Acts 2:32-[Peter said,] "God raised this Jesus; of this we are all witnesses."
"April fools!" - or something like that - was surely what the astonished crowd on the day of Pentecost expected to hear from the apostles whose ruckus had attracted them. Surely this noisy babble had been a staged prank, where the punch line would be "Made ya look!" Instead, what the crowd heard was this line that comes from our appointed lesson for Easter Monday - "God raised this Jesus; of this we are all witnesses." It was not a joke, not a conspiracy, not a gimmick to sell stuff to naïve tourists. It was the experience that had absolutely consumed them like fire.
This passage is well-placed for Easter Monday, because our instinct is to relax after a busy weekend that probably included a food-laden Sunday. How easy it is to say, "now, where were we?" instead of following Peter's lead and simply asserting what has happened wherever we find ourselves - God has raised this Jesus!Yet as time goes on, the necessity of repeating that story, and doing so together - "of this we are all witnesses" - seems to be increasing and doing so seems increasingly difficult. What are we to do about that?
There is an instructive contrast between this verse and the appointed gospel passage for the Day - Matthew 28:11-15 - which does recount a conspiracy between the tomb guards and the religious leaders to fabricate an alternate explanation for the empty tomb. To be sure, the stories that discount the reality of the resurrection today are quite different and do not require as much conspiracy, yet the effective response might not differ much from what it was in Peter's day. In fact, we might wonder what we can possibly say to a world that will dismiss our 2,000-year-old claims as a collective deception on the part of a set of grieving disciples.
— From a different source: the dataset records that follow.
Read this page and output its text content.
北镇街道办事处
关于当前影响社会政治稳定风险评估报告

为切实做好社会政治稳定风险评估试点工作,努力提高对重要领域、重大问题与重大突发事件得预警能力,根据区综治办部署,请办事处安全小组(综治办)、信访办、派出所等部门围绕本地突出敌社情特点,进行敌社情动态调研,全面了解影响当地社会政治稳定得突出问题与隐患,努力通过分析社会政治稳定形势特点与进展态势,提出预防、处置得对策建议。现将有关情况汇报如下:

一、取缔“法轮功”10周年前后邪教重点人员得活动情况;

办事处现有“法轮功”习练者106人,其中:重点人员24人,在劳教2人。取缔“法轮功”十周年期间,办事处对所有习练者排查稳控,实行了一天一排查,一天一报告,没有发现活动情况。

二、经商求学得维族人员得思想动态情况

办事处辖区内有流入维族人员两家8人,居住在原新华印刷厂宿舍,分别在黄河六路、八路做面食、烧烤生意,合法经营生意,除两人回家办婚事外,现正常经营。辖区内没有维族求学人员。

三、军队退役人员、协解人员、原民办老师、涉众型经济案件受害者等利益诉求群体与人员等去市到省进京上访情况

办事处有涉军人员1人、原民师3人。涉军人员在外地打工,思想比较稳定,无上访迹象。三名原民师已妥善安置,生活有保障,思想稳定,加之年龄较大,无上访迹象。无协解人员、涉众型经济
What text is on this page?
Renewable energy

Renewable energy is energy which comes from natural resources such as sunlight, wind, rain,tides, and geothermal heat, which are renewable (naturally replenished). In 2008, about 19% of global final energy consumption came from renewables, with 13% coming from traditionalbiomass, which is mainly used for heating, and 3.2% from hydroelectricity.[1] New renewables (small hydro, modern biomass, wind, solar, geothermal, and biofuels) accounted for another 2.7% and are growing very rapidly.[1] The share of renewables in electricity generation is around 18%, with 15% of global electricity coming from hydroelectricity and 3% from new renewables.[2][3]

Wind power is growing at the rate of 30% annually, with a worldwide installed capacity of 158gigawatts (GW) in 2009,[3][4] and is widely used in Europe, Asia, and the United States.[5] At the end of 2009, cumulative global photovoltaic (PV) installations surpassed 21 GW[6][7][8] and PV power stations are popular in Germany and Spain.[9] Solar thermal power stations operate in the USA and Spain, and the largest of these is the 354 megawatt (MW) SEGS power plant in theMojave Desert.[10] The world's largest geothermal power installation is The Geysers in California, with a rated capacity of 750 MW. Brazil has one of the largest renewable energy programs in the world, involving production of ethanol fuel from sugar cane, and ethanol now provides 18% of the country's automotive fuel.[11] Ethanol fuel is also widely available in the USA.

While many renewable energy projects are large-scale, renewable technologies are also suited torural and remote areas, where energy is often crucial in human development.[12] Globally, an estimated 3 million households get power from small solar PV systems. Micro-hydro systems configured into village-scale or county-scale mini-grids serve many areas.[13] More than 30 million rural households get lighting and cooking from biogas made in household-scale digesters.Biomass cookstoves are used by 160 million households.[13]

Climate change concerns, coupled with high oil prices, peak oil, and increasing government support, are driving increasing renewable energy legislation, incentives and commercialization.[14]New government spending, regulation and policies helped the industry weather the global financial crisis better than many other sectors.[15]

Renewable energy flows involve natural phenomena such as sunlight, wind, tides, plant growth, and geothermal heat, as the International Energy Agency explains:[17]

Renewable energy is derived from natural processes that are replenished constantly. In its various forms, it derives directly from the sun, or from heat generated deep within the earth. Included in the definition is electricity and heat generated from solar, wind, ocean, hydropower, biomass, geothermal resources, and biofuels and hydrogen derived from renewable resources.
At any moment those who sincerely believe that we are just deluded hope that we will either come to our senses or admit it was a joke - "April fools!" How much more then do we need to point to things that happen in our congregations all the time to young and old alike - people dramatically reorienting their lives toward charitable living, people turning from sin and self-destruction, people finding love and forgiveness when they thought there was none to be had anywhere. Recounting the event of Jesus' resurrection is one part of our story, but the part that keeps it from being an April Fools joke is this community of redeemed and restored people, who can point not only to Christ but to each other and say with Peter, "of this we are all witnesses"!
Gracious God, you gave the first followers of our Lord boldness and assurance in the face of the challenges that met them. Give us your Spirit also that we may be faithful and effective witnesses in our own day. Through Jesus Christ, our Savior and Lord. Amen.